Теперь и Комар улыбался. Матвей Тимофеевич знал нехитрый секрет воспитания. Не обязательно, уча человека, всё время только приказывать и выговаривать. Надо и похвалить и ободрить. Это часто даёт куда больше, чем окрик или наказание.
— Так вот, Комар, пулемёты противника там и там, — указал рукой Ратиков. — Нужно перебежать к железнодорожной ветке — она, считай, там, где повалены те две берёзы. Так, вот, значит, нужно исправить повреждение и живым вернуться обратно. Во как! Понятно?
— Не.
— Что не понятно?
— Чего там в берёзах исправлять?
— Ты, Комар, должен подбежать, подкопать первый ствол берёзы — видишь, где ямка?..
— Вижу.
— Подлезть под берёзу, обогнуть её и прибежать обратно. Это и будет считаться «исправить повреждение».
— Понятно! — радостно воскликнул Комар. — Бегу.
— Погоди. Ты должен помнить, что враг обстреливает железнодорожную ветку. Если не исправить повреждение, пойдёт под откос наш эшелон — погибнут люди.
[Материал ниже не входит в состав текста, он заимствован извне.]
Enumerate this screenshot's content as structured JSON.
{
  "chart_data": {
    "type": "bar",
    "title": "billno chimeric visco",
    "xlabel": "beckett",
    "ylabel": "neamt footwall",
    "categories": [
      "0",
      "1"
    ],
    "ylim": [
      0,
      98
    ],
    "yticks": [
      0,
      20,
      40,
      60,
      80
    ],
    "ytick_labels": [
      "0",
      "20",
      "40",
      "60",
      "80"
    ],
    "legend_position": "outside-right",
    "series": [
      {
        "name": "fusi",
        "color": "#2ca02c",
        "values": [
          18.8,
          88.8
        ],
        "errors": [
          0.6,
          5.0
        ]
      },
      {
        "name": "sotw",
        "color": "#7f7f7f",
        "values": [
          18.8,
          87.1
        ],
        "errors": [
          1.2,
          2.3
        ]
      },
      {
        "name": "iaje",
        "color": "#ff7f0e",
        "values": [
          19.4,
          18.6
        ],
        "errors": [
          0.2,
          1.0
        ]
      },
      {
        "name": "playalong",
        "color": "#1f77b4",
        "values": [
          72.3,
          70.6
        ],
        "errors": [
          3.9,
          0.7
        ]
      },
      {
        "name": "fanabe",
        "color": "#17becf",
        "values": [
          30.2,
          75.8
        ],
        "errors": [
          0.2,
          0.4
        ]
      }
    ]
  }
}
Но исправить надо так, чтобы наших людей спасти и самому остаться в живых. Во как! Теперь исполняй.
— Понятно! Исправить и остаться живым.
Комар побежал. Он нёсся что было сил, будто какой-то злой волшебник мчался за ним по пятам: канава преградила путь — перепрыгнул, холмик — перескочил.
Ратиков стоял перед строем. Он говорил:
— Глядите внимательно! Разговоры отставить!
И все смотрели туда, где Комар, распластавшись на земле, подкапывал белый, в чёрных полосках ствол дерева. Как брызги воды, во все стороны летела рыхлая земля, а бойца и видно не было: защитная гимнастёрка сливалась с местностью. Но вот голова Комара показалась по ту сторону бревна. Он на мгновение выпрямился, тут же пригнулся и стремительными перебежками, то пряча голову в плечи, то плашмя падая и переползая по-пластунски, стал приближаться. Уже видны были его мокрые красные щёки, открытый рот, выпученные глаза. Одной рукой он прижимал лопатку к бедру, а другой держал винтовку.